考えてみれば、これはアカミミガメやアメリカザリガニだけの問題ではない。かつてペットとして買われ、飼われたものの、成長したり、長生きしたり、気性が荒かったりして、扱いに困る生き物は少なくない。アライグマやカミツキガメのように、外来生物法上の規制が問題になるものもある。ワニガメや大型のヘビのように、人に危害を加えるおそれがあるため、動物愛護管理法上の「特定動物」として厳しく扱われるものもある。小さいときは可愛い。珍しいから飼ってみたい。しかし、大きくなる。長く生きる。噛む。逃げる。飼い主の生活も変わる。入口はペットショップでも、出口は法律問題になる。[6]

法律は「捨てるな」と命じるだけでは足りない。人は老いる。家族は亡くなる。病気にもなる。かつて「ミドリガメ」という可愛らしい名前で迎えられた生き物が、何十年も後に、誰の手で、どこで暮らすのか。そこには、個人の責任だけでは片づかない問題がある。

水槽の中の大将とミミは、そんな事情を知ってか知らずか、今日も澄んだ水の中からこちらを見ている。母のプレゼントであり、父の思い出であり、外来生物法上の規制対象でもある二匹のカメ。法律は、ときに六法全書の中ではなく、ボウフラを湧かせまいと水を替えたばかりの水槽の中から、静かにこちらを見返してくる。

今村哲也(明治大学情報コミュニケーション学部教授)


[1]環境省「条件付特定外来生物アカミミガメ・アメリカザリガニの規制について」は、アカミミガメについて、子ガメの時は手のひらに乗るほど小さいが、成長すると甲羅の部分だけで20〜30cm程度にまで大きくなり、大型の水槽や飼育スペースが必要になると説明している。また、同資料は、飼育下のアカミミガメの寿命を20〜30年とし、40年生きるものもいると説明している。環境省資料「アカミミガメに係る特定外来生物の取扱いに関する規制の適用除外について」も、飼育下での寿命が20〜40年程度と長く、飼養者の高齢化により飼養継続が困難となるケースが少なくないと指摘している。

[2]私はどうも、生き物が自由に動き回っているのを見るのが好きなところがある。以前、ハムスターを寝室で放し飼いにして、とんでもないことになったこともある。詳細は省くが、少なくとも寝室でハムスターを自由にさせるのは、教育的にも衛生的にも、あまり推奨できない。

[3]特定外来生物による生態系等に係る被害の防止に関する法律2条1項、4条、8条、9条、同法施行令別表第一。アカミミガメ、すなわち Trachemys scripta は同施行令上の特定外来生物である。もっとも、アカミミガメについては、同法附則5条1項に基づく政令上の措置により、家庭での飼養等や、頒布に当たらない少数相手への無償譲渡等について、4条・8条の規制の一部が適用除外とされている。

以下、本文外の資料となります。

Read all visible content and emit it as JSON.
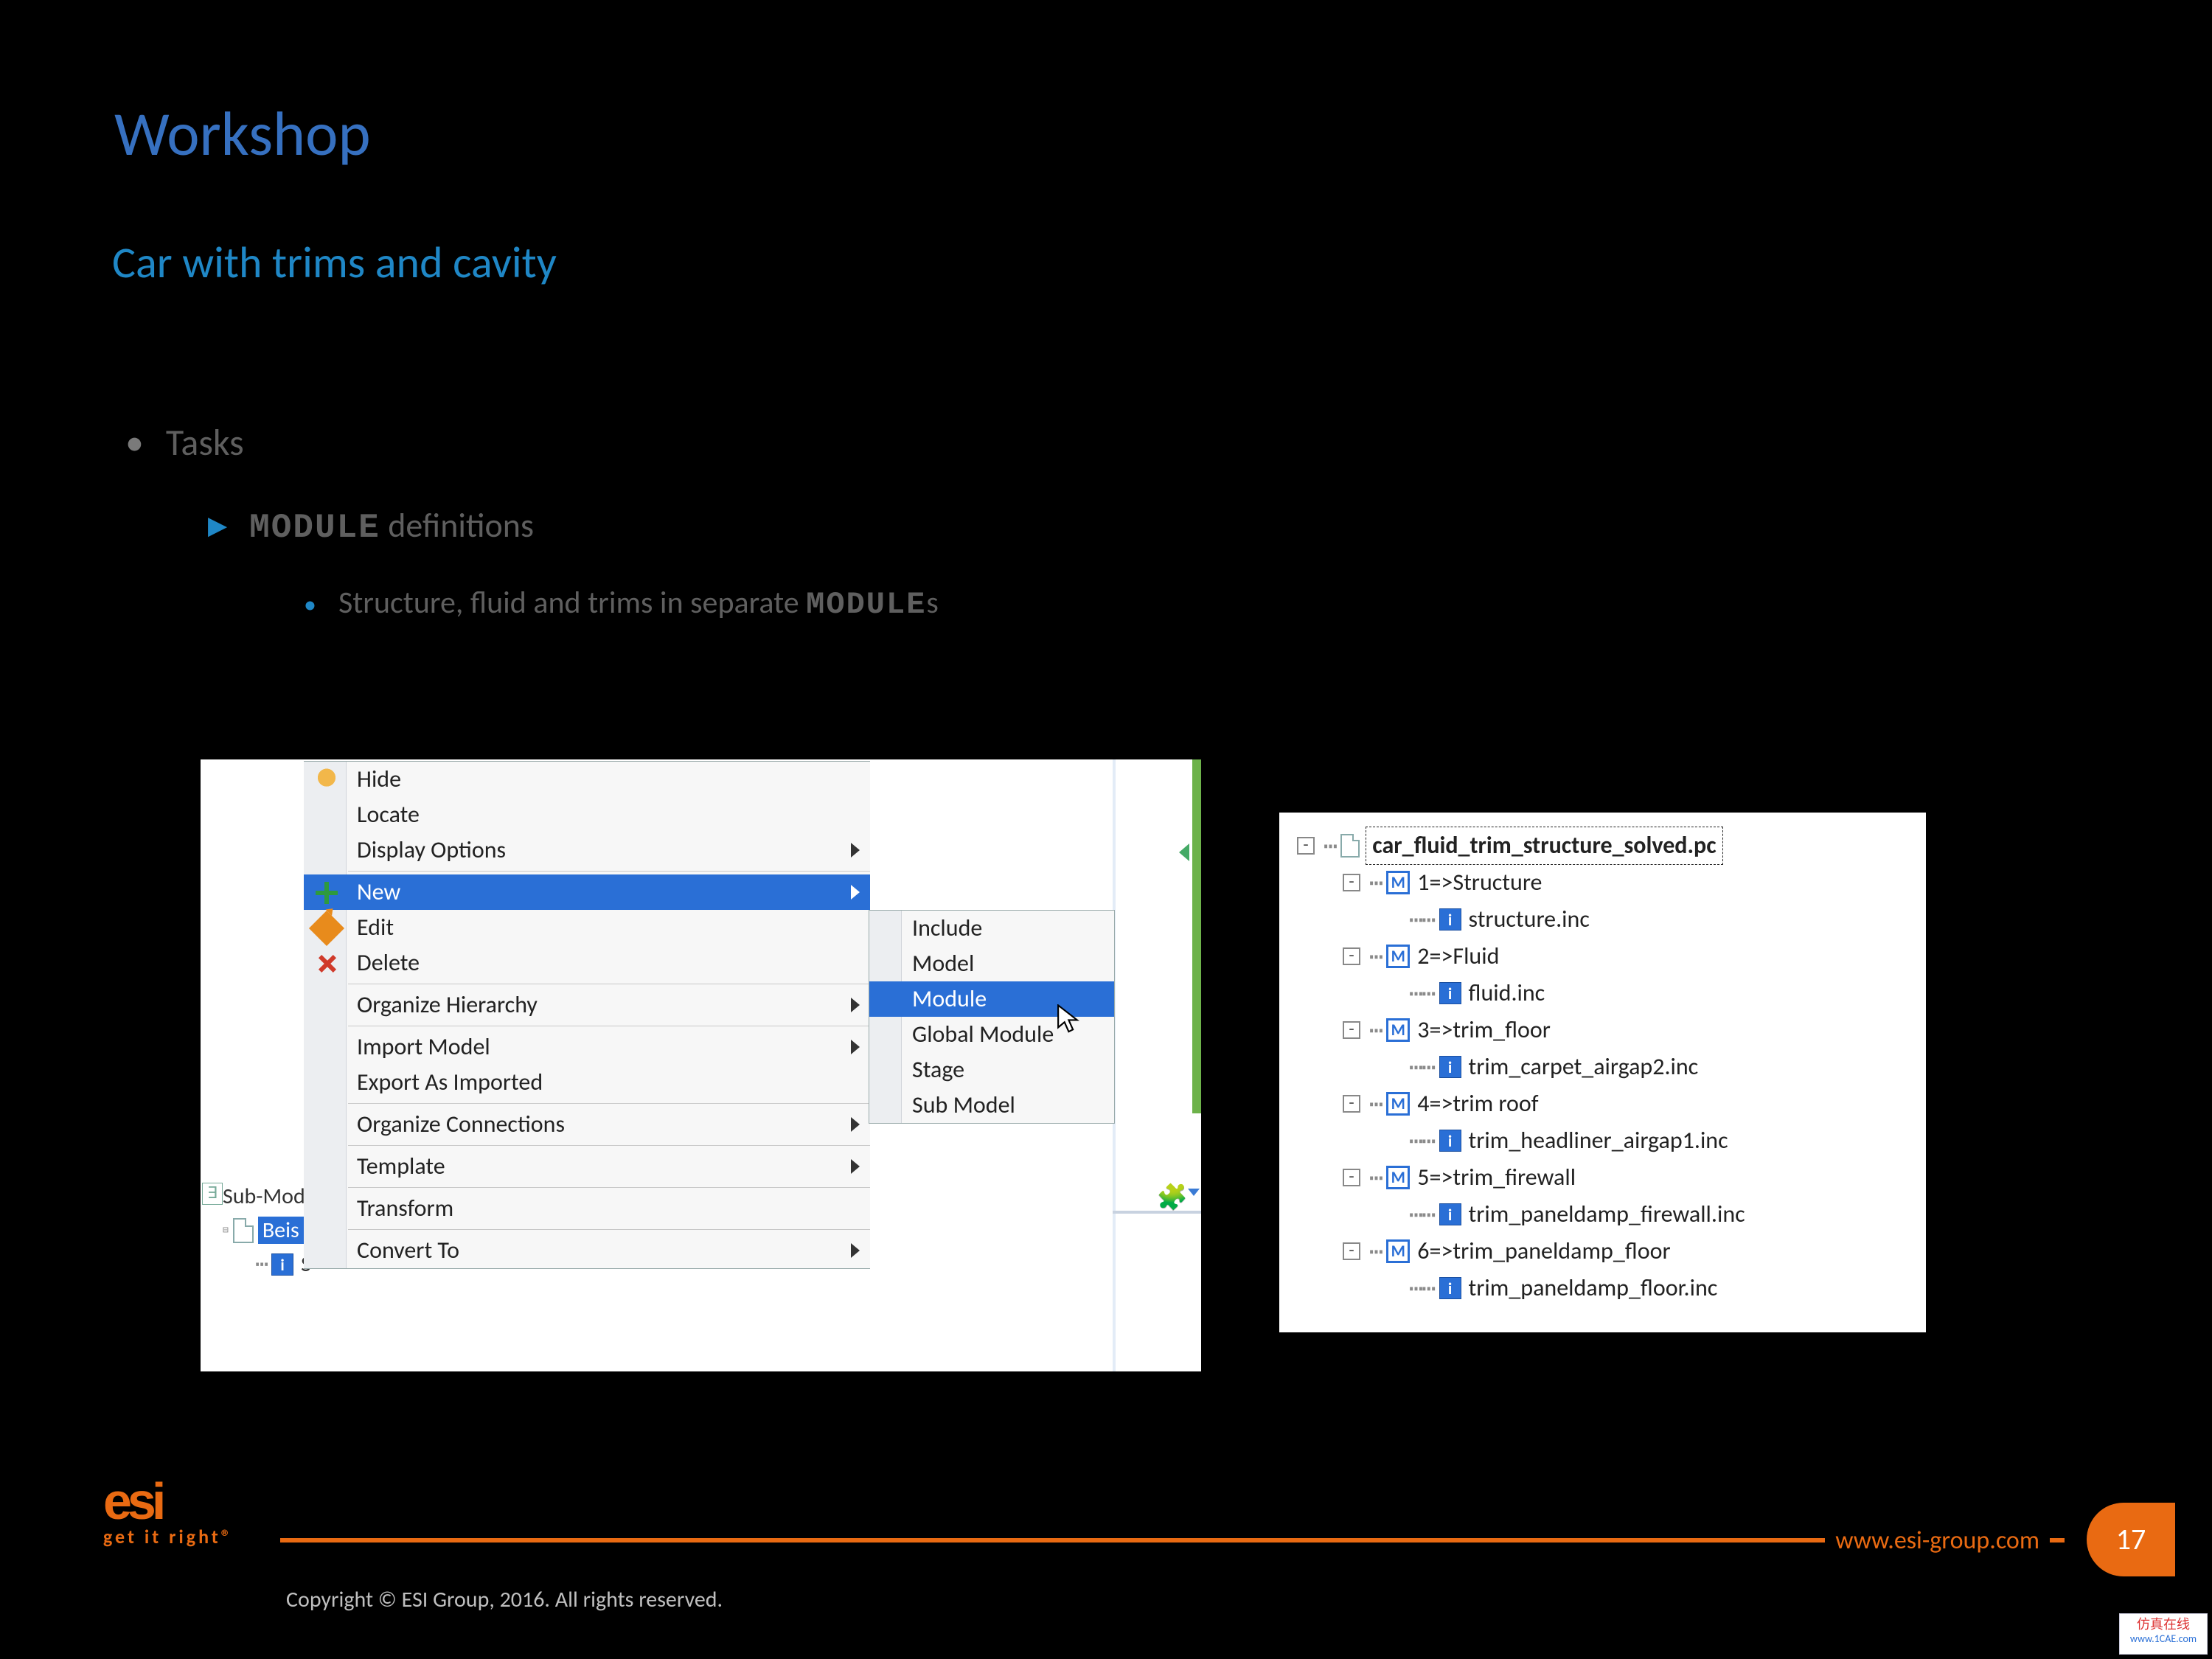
{
  "title": "Workshop",
  "subtitle": "Car with trims and cavity",
  "bullets": {
    "l1": "Tasks",
    "l2_mono": "MODULE",
    "l2_rest": "  definitions",
    "l3_pre": "Structure, fluid and trims in separate ",
    "l3_mono": "MODULE",
    "l3_suf": "s"
  },
  "panelA": {
    "sidebar_label": "Sub-Mod",
    "selected_node": "Beis",
    "child_node": "S",
    "context_menu": [
      {
        "label": "Hide",
        "icon": "hide-icon"
      },
      {
        "label": "Locate"
      },
      {
        "label": "Display Options",
        "submenu": true,
        "sep_after": true
      },
      {
        "label": "New",
        "icon": "plus-icon",
        "submenu": true,
        "highlight": true
      },
      {
        "label": "Edit",
        "icon": "edit-icon"
      },
      {
        "label": "Delete",
        "icon": "delete-icon",
        "sep_after": true
      },
      {
        "label": "Organize Hierarchy",
        "submenu": true,
        "sep_after": true
      },
      {
        "label": "Import Model",
        "submenu": true
      },
      {
        "label": "Export As Imported",
        "sep_after": true
      },
      {
        "label": "Organize Connections",
        "submenu": true,
        "sep_after": true
      },
      {
        "label": "Template",
        "submenu": true,
        "sep_after": true
      },
      {
        "label": "Transform",
        "sep_after": true
      },
      {
        "label": "Convert To",
        "submenu": true
      }
    ],
    "submenu": [
      {
        "label": "Include"
      },
      {
        "label": "Model"
      },
      {
        "label": "Module",
        "highlight": true
      },
      {
        "label": "Global Module"
      },
      {
        "label": "Stage"
      },
      {
        "label": "Sub Model"
      }
    ]
  },
  "panelB": {
    "root": "car_fluid_trim_structure_solved.pc",
    "modules": [
      {
        "label": "1=>Structure",
        "child": "structure.inc"
      },
      {
        "label": "2=>Fluid",
        "child": "fluid.inc"
      },
      {
        "label": "3=>trim_floor",
        "child": "trim_carpet_airgap2.inc"
      },
      {
        "label": "4=>trim roof",
        "child": "trim_headliner_airgap1.inc"
      },
      {
        "label": "5=>trim_firewall",
        "child": "trim_paneldamp_firewall.inc"
      },
      {
        "label": "6=>trim_paneldamp_floor",
        "child": "trim_paneldamp_floor.inc"
      }
    ]
  },
  "footer": {
    "logo_main": "esi",
    "logo_tag": "get it right®",
    "url": "www.esi-group.com",
    "page": "17",
    "copyright": "Copyright © ESI Group, 2016. All rights reserved."
  },
  "watermark": {
    "line1": "仿真在线",
    "line2": "www.1CAE.com"
  }
}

[4]同法9条は、特定外来生物の放出等を原則として禁止する。同法32条は、9条違反等について、個人の場合、3年以下の拘禁刑もしくは300万円以下の罰金、またはその併科を定める。販売・頒布目的での飼養等や、特定外来生物の販売・頒布についても、同条により同様の罰則の対象となる。

[5]環境省「条件付特定外来生物アカミミガメ・アメリカザリガニの規制について」および同省公表の「引取り事業者一覧」参照。引取りの可否や条件は、各事業者に事前確認する必要がある。

[6]アカミミガメ・アメリカザリガニ以外にも、外来生物法上の特定外来生物として飼養等が規制されるものや、動物の愛護及び管理に関する法律上の特定動物として飼養・保管が厳しく規制されるものがある。規制の根拠や内容は生物種によって異なるため、飼育を始める前だけでなく、飼育を継続できなくなった場合にも確認が必要である。